Kentucky Derby a big puzzle

Upsets in preps, Uncle Mo's woes, cloud picture for bettors

May 01, 2011|By Kevin Van Valkenburg, Tribune newspapers

Some years, a majestic 3-year-old thoroughbred will trot onto the scene and immediately emerge as a favorite in the weeks leading up to the Kentucky Derby. He'll look great in workouts, dominate the prep races and tantalize the sport, injecting hope into the elusive dream of seeing a horse win a Triple Crown.

This is not one of those years.

In fact, if you have $2 and a hunch, you might have just as good a shot as the experts at picking a winner in the 137th running of the Kentucky Derby, even if you barely know the difference between a furlong, a furlough and a fur coat.

Although a clearer picture could emerge from final workouts this week in Louisville, right now the Run for the Roses is a guessing game, thanks to a quirky prep season in which the early favorites disappointed.

Here are five storylines to keep an eye on before post time Saturday.

1. What's up with Uncle Mo?

Earlier this year, the Todd Pletcher-trained colt looked as if he would come into the Derby as a clear favorite. After he went undefeated as a 2-year-old, including a dominant victory in the Breeders' Cup Juvenile, there were whispers that Uncle Mo might have the best shot in years at winning the first Triple Crown since Affirmed in 1978. Even Pletcher, normally as excitable as a Secret Service agent, had trouble muzzling his enthusiasm, saying he wouldn't trade horses with anyone.

But Uncle Mo finished a shocking third in his final prep race, the Wood Memorial, and then word came he was diagnosed with a gastrointestinal infection. Now it's not even certain he'll run in the Derby. Pletcher said he's responding well to antibiotics, but it's certainly a bummer for a horse that appeared to have big-time talent.

"Uncle Mo's only lost one race in his life," owner Mike Repole said. "To me, the Wood was a blessing. This horse is so good, and he fools you by training so well, that if he would have won the Wood by four lengths, we may not have known that there was an issue with him."

2. If Uncle Mo isn't 100 percent, who emerges in his place?

At this point, it's almost like throwing darts in the dark.

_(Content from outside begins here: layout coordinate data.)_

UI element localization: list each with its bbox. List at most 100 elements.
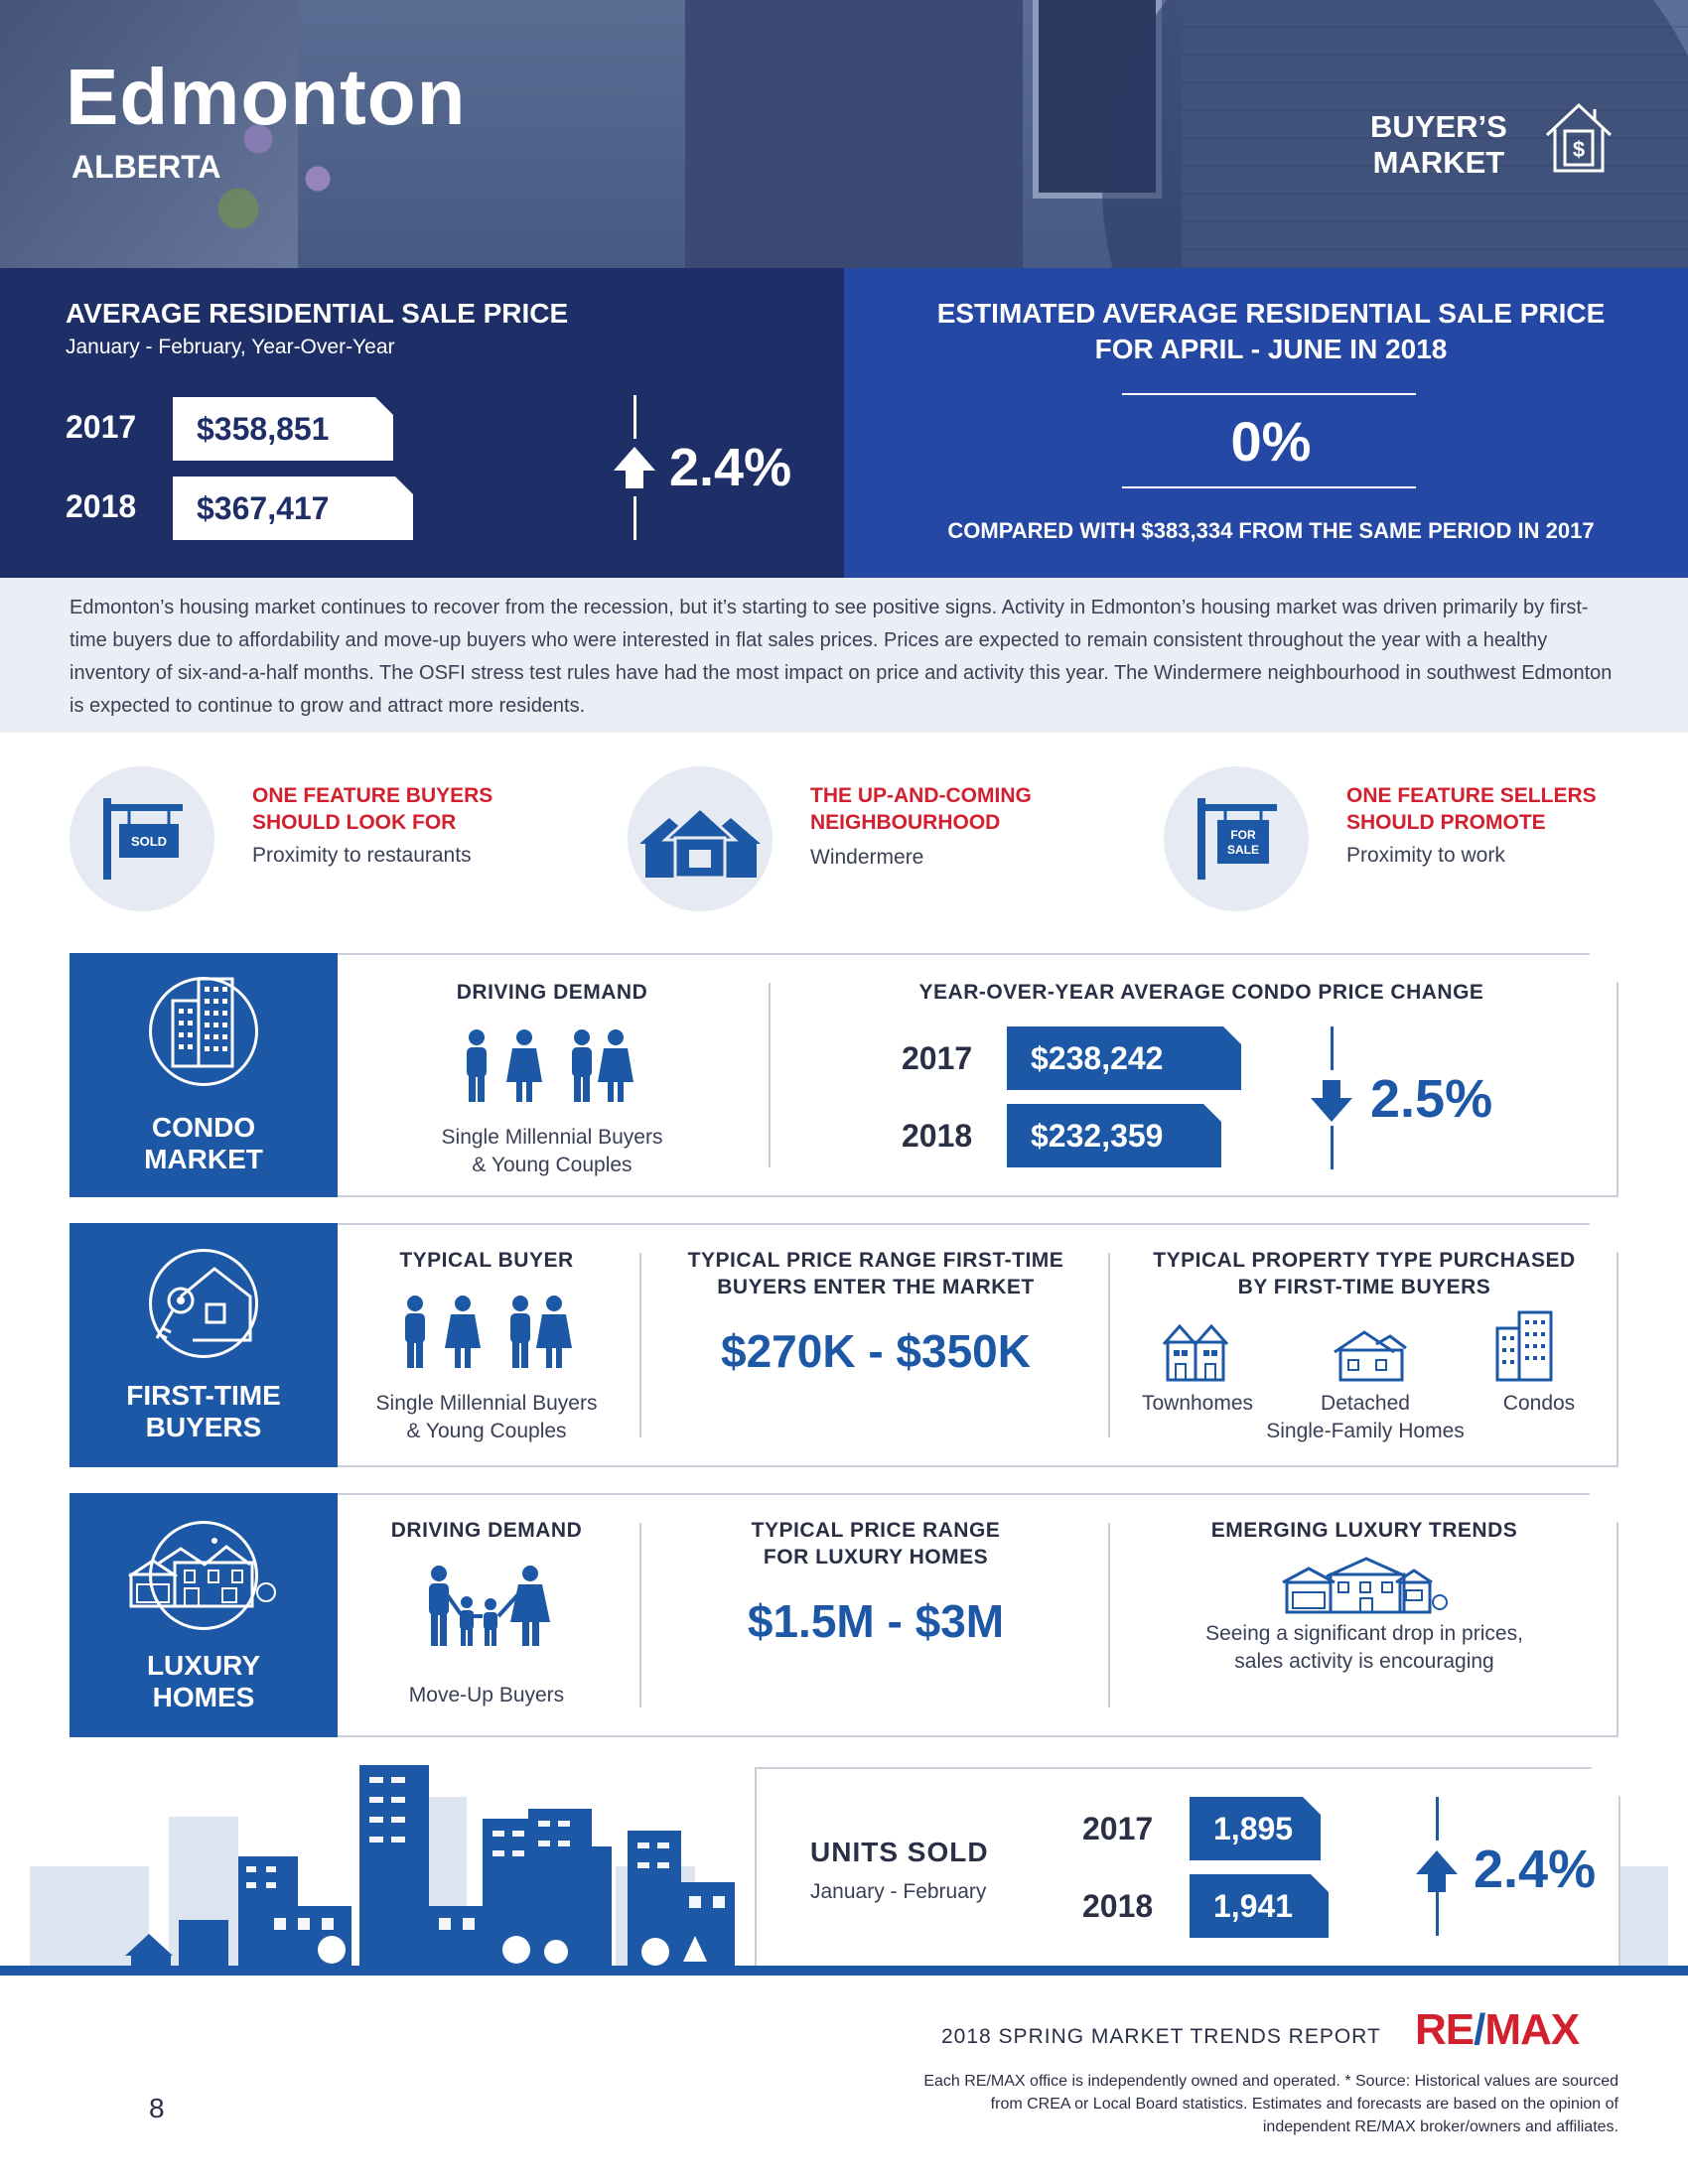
condo-change-line-bottom [1331, 1126, 1334, 1169]
units-sold-title: UNITS SOLD [810, 1837, 989, 1867]
feature-buyers-title: ONE FEATURE BUYERS SHOULD LOOK FOR [252, 782, 492, 836]
avg-year-2018: 2018 [66, 488, 137, 524]
feature-neighbourhood-value: Windermere [810, 846, 924, 869]
condo-tower-icon [1495, 1310, 1553, 1382]
first-time-icon-ring [149, 1249, 258, 1358]
disclaimer-line3: independent RE/MAX broker/owners and aff… [1262, 2118, 1618, 2135]
province-label: ALBERTA [71, 149, 221, 185]
disclaimer-line2: from CREA or Local Board statistics. Est… [990, 2096, 1618, 2113]
typical-buyer-text-line1: Single Millennial Buyers [375, 1392, 598, 1415]
avg-price-subtitle: January - February, Year-Over-Year [66, 336, 395, 358]
condo-market-label: CONDO MARKET [70, 1112, 338, 1175]
type-detached: Detached [1321, 1392, 1410, 1415]
for-sale-sign-text-1: FOR [1230, 828, 1256, 842]
avg-change-line-top [633, 395, 636, 439]
typical-buyer-title: TYPICAL BUYER [399, 1249, 574, 1272]
condo-demand-title: DRIVING DEMAND [456, 981, 648, 1004]
disclaimer-line1: Each RE/MAX office is independently owne… [923, 2073, 1618, 2090]
luxury-trend-title: EMERGING LUXURY TRENDS [1210, 1519, 1518, 1542]
condo-divider [769, 983, 771, 1167]
luxury-demand-title: DRIVING DEMAND [390, 1519, 583, 1542]
hero-banner [0, 0, 1688, 268]
feature-neighbourhood-title: THE UP-AND-COMING NEIGHBOURHOOD [810, 782, 1032, 836]
feature-buyers-title-line2: SHOULD LOOK FOR [252, 811, 457, 834]
market-type-line1: BUYER’S [1370, 109, 1507, 144]
luxury-trend-text-line1: Seeing a significant drop in prices, [1205, 1622, 1523, 1645]
page-number: 8 [149, 2093, 165, 2123]
report-title: 2018 SPRING MARKET TRENDS REPORT [941, 2025, 1381, 2048]
property-type-title-line1: TYPICAL PROPERTY TYPE PURCHASED [1153, 1249, 1576, 1272]
units-2017: 1,895 [1190, 1797, 1321, 1860]
estimate-title: ESTIMATED AVERAGE RESIDENTIAL SALE PRICE… [864, 296, 1678, 367]
estimate-title-line2: FOR APRIL - JUNE IN 2018 [1094, 334, 1448, 364]
units-year-2018: 2018 [1082, 1888, 1154, 1924]
luxury-label-line2: HOMES [152, 1682, 255, 1712]
feature-buyers-title-line1: ONE FEATURE BUYERS [252, 784, 493, 807]
units-change: 2.4% [1474, 1840, 1597, 1899]
people-couples-icon-2 [405, 1296, 572, 1368]
feature-sellers-title: ONE FEATURE SELLERS SHOULD PROMOTE [1346, 782, 1597, 836]
avg-price-title: AVERAGE RESIDENTIAL SALE PRICE [66, 298, 569, 329]
units-change-line-bottom [1436, 1892, 1439, 1936]
units-sold-panel [755, 1767, 1620, 1970]
condo-price-2018: $232,359 [1007, 1104, 1221, 1167]
market-type-line2: MARKET [1372, 145, 1505, 180]
luxury-divider-1 [639, 1523, 641, 1707]
type-condos: Condos [1502, 1392, 1576, 1415]
first-time-range-title-line2: BUYERS ENTER THE MARKET [717, 1276, 1035, 1298]
estimate-panel [844, 268, 1688, 578]
first-time-buyers-label: FIRST-TIME BUYERS [70, 1380, 338, 1443]
market-description: Edmonton’s housing market continues to r… [0, 578, 1688, 733]
typical-buyer-text: Single Millennial Buyers & Young Couples [338, 1390, 635, 1445]
first-time-range-title-line1: TYPICAL PRICE RANGE FIRST-TIME [687, 1249, 1064, 1272]
arrow-down-icon [1311, 1080, 1352, 1122]
feature-neighbourhood-title-line1: THE UP-AND-COMING [810, 784, 1032, 807]
luxury-label-line1: LUXURY [146, 1650, 261, 1681]
units-2018: 1,941 [1190, 1874, 1329, 1938]
avg-price-panel [0, 268, 844, 578]
avg-price-2018: $367,417 [173, 477, 413, 540]
sold-sign-text: SOLD [131, 834, 167, 849]
luxury-trend-text-line2: sales activity is encouraging [1234, 1650, 1494, 1673]
condo-year-2017: 2017 [902, 1040, 973, 1076]
first-time-label-line2: BUYERS [145, 1412, 262, 1442]
feature-neighbourhood-title-line2: NEIGHBOURHOOD [810, 811, 1001, 834]
luxury-range-value: $1.5M - $3M [747, 1595, 1005, 1647]
logo-part-a: RE [1415, 2005, 1475, 2054]
first-time-divider-1 [639, 1253, 641, 1437]
luxury-trend-text: Seeing a significant drop in prices, sal… [1116, 1620, 1613, 1676]
logo-part-c: MAX [1484, 2005, 1580, 2054]
luxury-range-title-line1: TYPICAL PRICE RANGE [751, 1519, 1001, 1542]
feature-buyers-value: Proximity to restaurants [252, 844, 472, 867]
logo-part-b: / [1474, 2005, 1485, 2054]
condo-demand-text: Single Millennial Buyers & Young Couples [393, 1124, 711, 1179]
city-title: Edmonton [66, 53, 467, 141]
estimate-title-line1: ESTIMATED AVERAGE RESIDENTIAL SALE PRICE [936, 298, 1606, 329]
townhome-icon [1162, 1323, 1229, 1382]
estimate-rule-top [1122, 393, 1416, 395]
hero-photo-door [685, 0, 1023, 268]
luxury-home-icon [128, 1538, 276, 1608]
condo-demand-text-line2: & Young Couples [472, 1154, 633, 1176]
detached-home-icon [1334, 1330, 1407, 1382]
luxury-homes-label: LUXURY HOMES [70, 1650, 338, 1713]
condo-price-2017: $238,242 [1007, 1026, 1241, 1090]
remax-logo: RE/MAX [1415, 2005, 1580, 2055]
units-sold-subtitle: January - February [810, 1880, 987, 1903]
type-townhomes: Townhomes [1141, 1392, 1254, 1415]
luxury-range-title-line2: FOR LUXURY HOMES [763, 1546, 989, 1569]
first-time-divider-2 [1108, 1253, 1110, 1437]
luxury-range-title: TYPICAL PRICE RANGE FOR LUXURY HOMES [655, 1517, 1096, 1570]
sold-sign-icon: SOLD [103, 798, 183, 880]
condo-label-line2: MARKET [144, 1144, 263, 1174]
feature-sellers-title-line2: SHOULD PROMOTE [1346, 811, 1546, 834]
feature-sellers-title-line1: ONE FEATURE SELLERS [1346, 784, 1597, 807]
market-type-label: BUYER’S MARKET [1370, 109, 1507, 181]
avg-change-line-bottom [633, 496, 636, 540]
feature-sellers-value: Proximity to work [1346, 844, 1505, 867]
estimate-compare: COMPARED WITH $383,334 FROM THE SAME PER… [947, 518, 1595, 543]
condo-demand-text-line1: Single Millennial Buyers [441, 1126, 663, 1149]
house-key-icon [155, 1267, 252, 1342]
disclaimer: Each RE/MAX office is independently owne… [695, 2070, 1618, 2138]
first-time-range-value: $270K - $350K [721, 1325, 1031, 1377]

All six major prep races were upsets, and several were won by a nose or a head at the wire.

Handicappers seem to like Nehro, but 25-1 shot Archarcharch beat him in the Arkansas Derby. Nick Zito's Dialed In, who could go into Derby week with the best odds, was beaten in the Florida Derby by Shackleford, a 68-1 prayer. Mucho Macho Man, a 5-2 favorite in the Louisiana Derby, finished third and might have a lingering foot injury.

Will that open the door for Midnight Interlude, who was lightly regarded before he won the Santa Anita Derby because he has more endurance than speed? His trainer, Bob Baffert, is itching to catch his friend and rival D. Wayne Lukas with a fourth Derby win.

3. Can Calvin Borel continue to work his magic at Churchill Downs?

No jockey has won three consecutive Derbys, but it would be foolish to write off Borel. He almost didn't have a mount in this year's field when his best shot, Elite Alex, failed to secure enough graded stakes earnings. Now he'll ride Twice the Appeal, a long-shot winner of the Sunland Derby.

Borel has been in this position before. Two years ago, he snagged a last-minute ride aboard Mine That Bird, weaved his way through traffic and rode the 60-1 shot to victory. Last year, he followed it up with a victory in the mud on Super Saver. When you throw in his 2007 Kentucky Derby win aboard Street Sense and his 2009 Preakness victory on Rachael Alexandra, no jockey has been as successful in recent years in big races.

4. A run for the Rosie?

Rosie Napravnik will ride Pants on Fire in the Derby. She was the first female jockey to win a riding title at a Fair Grounds meet, and in March she won a $1 million race there.

Napravnik, 23, has battled terrible injuries in her brief career, including a spinal compression and a badly broken leg and wrist, but she has a chance to become the first female jockey to win a Kentucky Derby.

5. Are Toby's Corner and Graham Motion for real?

When Toby's Corner upset Uncle Mo at the Wood, it thrust the horse — and his Maryland-based trainer, Graham Motion — into the spotlight.

The 46-year-old Englishman has carved out a successful career away from the racing hotbeds of New York, Kentucky and California.

Motion has had two Derby starters in Chillito (11th in 1998) and Adriano (19th in 2008), but this year he might have a real contender in Toby's Corner, as well as another starter in Animal Kingdom.

Motion likes that he might be off everyone's radar.

"The night of the Wood, he was back in his own stall and he was very comfortable there," Motion said. "It's enabled me to keep him on a routine that I would have normally done without getting too caught up in the hype."